Tweak Software, makers of RV, the next generation image and sequence viewer for VFX and animation artists, released RV-SDI just over a year ago, adding SDI output to accommodate color correct, 2K uncompressed, VFX dailies in screening rooms and on professional reference monitors.
Bad Robot Production Executive Ben Rosenblatt explained why working with RV-SDI was so crucial to the artists at Kelvin Optical, Bad Robot's VFX division: "Dependability is huge for me. When time is running short and the team is looking to review content, we can't afford to be bogged down with tech problems or user issues. Using RV-SDI eliminated those hurdles; it was smooth sailing time after time."
Bad Robot worked with multiple VFX facilities on Star Trek Into Darkness. Primary third-party vendors Industrial Light and Magic (ILM) and Pixomondo both actively use RV as their in-house visual effects playback and review tool. Rosenblatt's first experience with RV was while working with ILM. "I originally heard about RV-SDI when setting up a 2K review system for Gore Verbinski on
Rango. I was looking for a good playback solution that wasn't too expensive, and I knew ILM was already using RV's desktop application facility-wide." At the time, RV-SDI wasn't yet commercially available so Rosenblatt tried an alternate product, but playback was unreliable and it lacked tools for annotation.
RV and RV-SDI include powerful review tools that allow artists and supervisors to organize and annotate media for desktop or dailies reviews, along with a host of advanced color, collaboration and editing features. "Annotation in RV-SDI is incredibly useful. Context and specificity are key for reviews of VFX work to be meaningful, and few review systems integrate annotation with high quality playback as seamlessly as RV," Rosenblatt continued.
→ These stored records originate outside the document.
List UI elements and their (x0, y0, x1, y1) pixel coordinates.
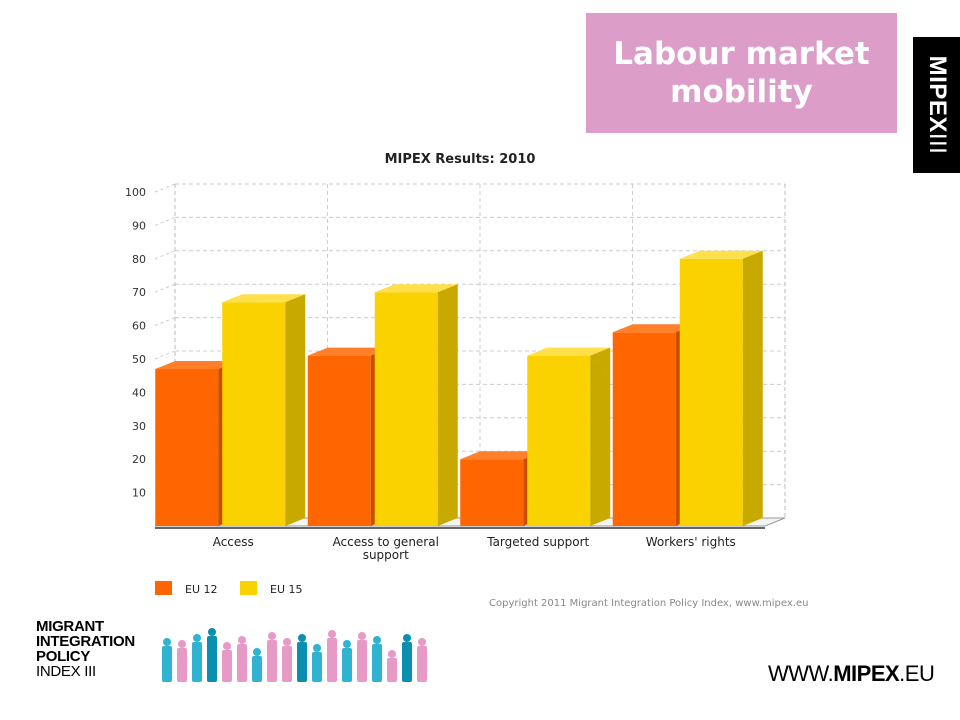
bar-front-eu-12 (307, 355, 371, 526)
bar-top (374, 284, 458, 293)
person-figure-icon (207, 628, 217, 682)
mipex-results-chart: MIPEX Results: 2010102030405060708090100… (125, 152, 808, 609)
legend-label: EU 12 (185, 583, 218, 596)
bar-side (437, 284, 458, 526)
gridline-side (154, 250, 176, 260)
chart-copyright: Copyright 2011 Migrant Integration Polic… (489, 598, 808, 609)
legend-label: EU 15 (270, 583, 303, 596)
y-tick-label: 80 (132, 253, 146, 266)
mipex-side-tab-label: MIPEXIII (924, 55, 951, 155)
person-figure-icon (252, 648, 262, 682)
section-title-box: Labour market mobility (586, 13, 897, 133)
people-figures-illustration (162, 628, 427, 682)
person-figure-icon (267, 632, 277, 682)
gridline-side (154, 350, 176, 360)
y-tick-label: 70 (132, 286, 146, 299)
legend-swatch (240, 581, 257, 595)
logo-line: POLICY (36, 648, 91, 665)
y-tick-label: 40 (132, 386, 146, 399)
y-tick-label: 30 (132, 420, 146, 433)
person-figure-icon (342, 640, 352, 682)
bar-front-eu-15 (527, 355, 591, 526)
bar-top (222, 294, 306, 303)
bar-front-eu-15 (222, 302, 286, 526)
mipex-logo-text: MIGRANT INTEGRATION POLICY INDEX III (36, 619, 156, 679)
person-figure-icon (192, 634, 202, 682)
y-tick-label: 20 (132, 453, 146, 466)
person-figure-icon (402, 634, 412, 682)
person-figure-icon (297, 634, 307, 682)
bar-front-eu-15 (679, 258, 743, 526)
person-figure-icon (357, 632, 367, 682)
person-figure-icon (312, 644, 322, 682)
y-tick-label: 90 (132, 219, 146, 232)
y-tick-label: 60 (132, 320, 146, 333)
bar-front-eu-12 (155, 369, 219, 526)
x-tick-label: Workers' rights (646, 535, 736, 549)
bar-top (460, 451, 544, 460)
x-tick-label: support (363, 548, 409, 562)
bar-top (612, 324, 696, 333)
x-tick-label: Access to general (333, 535, 439, 549)
person-figure-icon (222, 642, 232, 682)
bar-top (307, 347, 391, 356)
person-figure-icon (327, 630, 337, 682)
bar-side (285, 294, 306, 526)
y-tick-label: 50 (132, 353, 146, 366)
logo-line: MIGRANT (36, 618, 104, 635)
gridline-side (154, 216, 176, 226)
gridline-side (154, 317, 176, 327)
person-figure-icon (237, 636, 247, 682)
mipex-side-tab: MIPEXIII (913, 37, 960, 173)
y-tick-label: 100 (125, 186, 146, 199)
person-figure-icon (417, 638, 427, 682)
logo-line: INTEGRATION (36, 633, 135, 650)
gridline-side (154, 283, 176, 293)
x-tick-label: Access (213, 535, 254, 549)
bar-front-eu-15 (374, 292, 438, 526)
chart-title: MIPEX Results: 2010 (385, 152, 536, 167)
person-figure-icon (387, 650, 397, 682)
person-figure-icon (282, 638, 292, 682)
bar-top (527, 347, 611, 356)
x-tick-label: Targeted support (486, 535, 589, 549)
website-url[interactable]: WWW.MIPEX.EU (768, 661, 935, 686)
person-figure-icon (162, 638, 172, 682)
section-title: Labour market mobility (613, 36, 870, 110)
legend-swatch (155, 581, 172, 595)
person-figure-icon (372, 636, 382, 682)
bar-front-eu-12 (612, 332, 676, 526)
bar-top (679, 250, 763, 259)
bar-top (155, 361, 239, 370)
bar-front-eu-12 (460, 459, 524, 526)
bar-side (742, 250, 763, 527)
logo-line: INDEX III (36, 663, 96, 680)
person-figure-icon (177, 640, 187, 682)
y-tick-label: 10 (132, 487, 146, 500)
bar-side (590, 347, 611, 526)
gridline-side (154, 183, 176, 193)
As Bad Robot continues to build the capacity of its Kelvin Optical team, RV-SDI is playing a crucial role in the review pipeline. "We're looking into possibly expanding our facility, in which case both RV-SDI and RV will play roles in screening room and desktop reviews. I'm also interested and excited about the synchronized sessions capability within RV and look forward to setting up remote reviews of work for future projects where we will likely be working with geographically dispersed teams," concluded Rosenblatt.